How Much of Moneyball is True?

America’s love affair with baseball is a timeless story and one that American cinema has told many times over. Hollywood has produced many a homage to the sport, from the classic ‘Field of Dreams’ to the inspirational ‘Million Dollar Arm.’ But the movie that eclipsed them all, in imagination, scale and more, is ‘Moneyball.’ 

Baseball legend Yogi Berra, once famously said, “Baseball is 90% mental, the other half is physical.” ‘Moneyball’ sets out to prove him right. At its core, ‘Moneyball’ builds itself to be a parable. It poses as the age-old story of convention versus innovation told through the lens of sport. Its protagonist, the dashing Billy Beane, general manager of the Oakland Athletics (fondly nicknamed the A’s), sets out to bring 21st-century ideas to the age-old baseball mound. 

Starring everyone’s favorite heartthrob, Brad Pitt, as Beane and rib-tickler Jonah Hill as Peter Brand, Beane’s math-whiz sidekick, ‘Moneyball’ tells the story of a quintessential underdog baseball team, the A’s, and how it circumvents a shoestring budget with ingenuity. In ‘Moneyball’s’ baseball, data becomes the new intuition and sport meets statistics to produce new and novel gameplay.

What is Moneyball About?

Moneyball Movie Still

Circa 2002, the A’s are facing a losing battle. With a menial budget and a dwindling number of top players, the A’s, and Beane, are close to staring defeat in the face for yet another baseball season.

Enter Peter Brand. The Ivy League-educated Brand inducts Beane into the creed of sabermetrics. Sabermetrics is a form of numerical analysis of baseball records that can help scout potential players.  For all its complex terminology, ‘Moneyball’s’ sabermetrics is fairly simple. The theory posits that while individual star players can bring a match home, a combination of talents, with each player playing their own part, is more valuable. And by investing in such undervalued resources and divesting from overvalued ones, small teams can even odds in favor of bigger teams.

With the use of sabermetrics, Beane and Brand change the fate of the A’s and the sport of baseball forever. The A’s go from losing the first 11 games of the season to securing a record-breaking winning streak of 20 games.

Is Moneyball based on a true story?

Pic of Beane and BrandHowever fantastical the story may sound, ‘Moneyball’ is indeed inspired based on a true story. The movie is adapted by director Bennett Miller and writers Aaron Sorkin and Steve Zaillian from the eponymous book by Michael Lewis (of ‘The Big Short’ fame).  However, critics contend that the movie walks a fine line between fact and fiction. To what extent does ‘Moneyball’ dramatize real-life events? Let’s find out. 

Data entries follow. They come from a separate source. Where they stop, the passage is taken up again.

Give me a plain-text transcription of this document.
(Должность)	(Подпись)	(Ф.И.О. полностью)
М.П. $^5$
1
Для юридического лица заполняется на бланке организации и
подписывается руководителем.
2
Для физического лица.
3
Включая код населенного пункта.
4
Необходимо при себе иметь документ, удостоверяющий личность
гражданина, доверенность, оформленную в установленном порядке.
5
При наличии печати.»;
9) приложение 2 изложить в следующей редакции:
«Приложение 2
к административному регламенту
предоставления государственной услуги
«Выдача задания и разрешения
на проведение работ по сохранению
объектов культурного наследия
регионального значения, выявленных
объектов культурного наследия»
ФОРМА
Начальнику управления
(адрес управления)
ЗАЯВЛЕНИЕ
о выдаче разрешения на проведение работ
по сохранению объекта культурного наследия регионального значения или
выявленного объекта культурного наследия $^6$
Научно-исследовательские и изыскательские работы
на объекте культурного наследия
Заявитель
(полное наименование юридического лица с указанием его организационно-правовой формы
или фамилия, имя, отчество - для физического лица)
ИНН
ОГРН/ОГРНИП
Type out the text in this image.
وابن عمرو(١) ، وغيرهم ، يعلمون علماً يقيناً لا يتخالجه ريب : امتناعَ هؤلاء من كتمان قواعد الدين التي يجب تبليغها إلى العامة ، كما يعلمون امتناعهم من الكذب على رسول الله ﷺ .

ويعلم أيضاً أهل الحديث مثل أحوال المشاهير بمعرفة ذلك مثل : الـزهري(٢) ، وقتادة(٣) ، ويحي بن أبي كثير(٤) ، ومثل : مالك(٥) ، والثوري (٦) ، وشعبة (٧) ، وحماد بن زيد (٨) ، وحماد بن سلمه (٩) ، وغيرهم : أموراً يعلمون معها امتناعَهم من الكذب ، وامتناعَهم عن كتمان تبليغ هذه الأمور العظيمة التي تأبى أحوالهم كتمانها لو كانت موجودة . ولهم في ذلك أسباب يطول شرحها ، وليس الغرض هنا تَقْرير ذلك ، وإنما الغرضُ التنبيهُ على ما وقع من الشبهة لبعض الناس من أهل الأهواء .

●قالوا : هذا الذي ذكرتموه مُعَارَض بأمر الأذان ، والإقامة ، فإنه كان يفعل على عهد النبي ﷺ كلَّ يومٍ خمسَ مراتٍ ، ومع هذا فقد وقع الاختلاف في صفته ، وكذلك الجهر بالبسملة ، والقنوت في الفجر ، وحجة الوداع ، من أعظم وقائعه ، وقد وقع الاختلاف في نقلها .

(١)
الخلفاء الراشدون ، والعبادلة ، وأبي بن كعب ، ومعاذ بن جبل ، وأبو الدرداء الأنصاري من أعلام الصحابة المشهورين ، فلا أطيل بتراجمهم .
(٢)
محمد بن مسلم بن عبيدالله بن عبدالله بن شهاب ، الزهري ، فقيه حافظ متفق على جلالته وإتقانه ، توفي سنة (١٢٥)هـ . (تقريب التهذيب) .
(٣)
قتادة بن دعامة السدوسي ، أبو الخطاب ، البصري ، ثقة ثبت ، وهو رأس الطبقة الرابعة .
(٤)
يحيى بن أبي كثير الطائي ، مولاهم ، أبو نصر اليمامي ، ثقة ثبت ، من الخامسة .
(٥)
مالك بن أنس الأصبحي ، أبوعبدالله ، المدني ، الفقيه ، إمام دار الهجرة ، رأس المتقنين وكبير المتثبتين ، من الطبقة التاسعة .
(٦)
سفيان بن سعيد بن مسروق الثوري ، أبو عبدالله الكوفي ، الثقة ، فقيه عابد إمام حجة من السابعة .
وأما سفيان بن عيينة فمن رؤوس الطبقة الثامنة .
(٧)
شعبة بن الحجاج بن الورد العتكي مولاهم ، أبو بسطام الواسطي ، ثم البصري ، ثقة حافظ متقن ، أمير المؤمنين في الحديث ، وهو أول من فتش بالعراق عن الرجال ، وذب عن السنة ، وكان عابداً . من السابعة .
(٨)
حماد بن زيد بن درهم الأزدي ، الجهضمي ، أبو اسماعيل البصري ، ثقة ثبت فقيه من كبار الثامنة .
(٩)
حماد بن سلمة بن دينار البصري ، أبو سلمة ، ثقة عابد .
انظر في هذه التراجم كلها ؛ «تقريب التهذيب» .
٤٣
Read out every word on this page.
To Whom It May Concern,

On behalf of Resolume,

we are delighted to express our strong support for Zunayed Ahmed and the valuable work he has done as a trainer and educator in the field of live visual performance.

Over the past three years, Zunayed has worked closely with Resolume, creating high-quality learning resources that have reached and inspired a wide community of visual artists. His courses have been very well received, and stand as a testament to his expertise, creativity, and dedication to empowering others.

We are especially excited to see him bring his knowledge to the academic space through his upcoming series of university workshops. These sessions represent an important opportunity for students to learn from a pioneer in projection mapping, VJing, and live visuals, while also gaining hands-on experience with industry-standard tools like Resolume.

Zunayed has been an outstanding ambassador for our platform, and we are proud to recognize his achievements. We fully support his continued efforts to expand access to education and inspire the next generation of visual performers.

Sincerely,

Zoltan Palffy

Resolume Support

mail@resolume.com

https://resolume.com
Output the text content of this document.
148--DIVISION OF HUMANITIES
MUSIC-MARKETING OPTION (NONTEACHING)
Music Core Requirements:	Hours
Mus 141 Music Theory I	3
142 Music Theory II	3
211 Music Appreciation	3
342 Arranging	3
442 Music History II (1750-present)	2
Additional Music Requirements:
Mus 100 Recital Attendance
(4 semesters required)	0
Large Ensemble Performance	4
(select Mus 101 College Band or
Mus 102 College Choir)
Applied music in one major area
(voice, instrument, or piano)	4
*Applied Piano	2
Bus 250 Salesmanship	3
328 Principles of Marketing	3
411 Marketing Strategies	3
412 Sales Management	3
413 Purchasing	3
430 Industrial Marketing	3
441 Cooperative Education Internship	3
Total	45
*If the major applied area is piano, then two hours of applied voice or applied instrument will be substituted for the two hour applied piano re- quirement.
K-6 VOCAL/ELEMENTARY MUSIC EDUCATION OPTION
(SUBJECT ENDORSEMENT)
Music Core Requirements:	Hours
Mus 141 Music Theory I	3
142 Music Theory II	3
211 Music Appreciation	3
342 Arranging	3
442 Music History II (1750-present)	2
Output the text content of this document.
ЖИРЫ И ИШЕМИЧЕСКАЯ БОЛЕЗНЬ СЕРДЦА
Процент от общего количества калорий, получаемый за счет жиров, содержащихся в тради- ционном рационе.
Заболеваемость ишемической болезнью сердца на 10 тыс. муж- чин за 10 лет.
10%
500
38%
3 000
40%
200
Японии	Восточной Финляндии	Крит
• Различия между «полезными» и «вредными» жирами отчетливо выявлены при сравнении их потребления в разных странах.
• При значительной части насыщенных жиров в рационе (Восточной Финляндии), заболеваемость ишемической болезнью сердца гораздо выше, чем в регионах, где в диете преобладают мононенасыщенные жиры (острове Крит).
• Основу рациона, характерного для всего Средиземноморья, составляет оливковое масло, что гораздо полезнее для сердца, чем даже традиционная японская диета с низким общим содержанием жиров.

The ‘Moneyball’ theory serves as a perfect metaphor for Beane’s own life story. After being labeled a washout athlete, Beane’s playing career prospects looked less than promising. Undervalued by his beloved sport, he turned to a career in team management and found his true calling. The film portrays this in perfect harmony. But what comes next is where the lines between real and reel get real blurry.

When ‘Moneyball’ needed an adversary or two to Pitt’s hero, Beane is shown clashing with colleagues skeptical of the sabermetric methods he swears by. Grady Fuson, the A’s scouting director, and Art Howe, manager, are made out to be ‘Moneyball’s’ antagonists. Reality tells a different tale. 

In the film, Beane fires Fuson after the latter questions Beane’s radical approach to scouting. In actuality, Fuson had made an amicable exit from the team after gaining a reputed position with the Texas Rangers. Howe, too, was depicted as hostile to Beane’s progressive ideas and set in his ways. Howe, in an interview with SiriusXM’s Mad Dog Radio, expressed his displeasure about his portrayal, saying, “…it is very disappointing to know that you spent seven years in an organization and gave your heart and soul to it and helped them go to the postseason your last three years there and win over 100 games your last two seasons and this is the way evidently your boss [Beane] feels about you.”

Howe’s not the only person unhappy with his portrayal. The character of Peter Brand, who plays Beane’s data-crunching sidekick, was based on baseball firebrand Paul DePodesta. The movie largely portrays DePodesta as a shy spectator of the sport. In reality, DePodesta was a seasoned athlete and a budding baseball scout. DePodesta was reportedly so disappointed with his portrayal in the movie that he requested that all likeness to him be changed. 

Moreover, unlike the movie, the dynamic duo of Beane and DePodesta didn’t set out to be mad baseball scientists trying to upend the game. They were merely trying to make it a cost-effective one. In fact, DePodesta and Beane weren’t even attempting to make data the star of the game. Instead of discarding the instinct and emotion that went into scouting new talent, they merely wanted to complement it with hard data. In DePodesta’s own words, as told to The Washington Post, “There are human elements that go into the development of players. It’s probably a little dangerous if we just disregard that. On the other hand, there’s no question in my mind that the data is important. Virtually everybody in the industry at this point would agree.”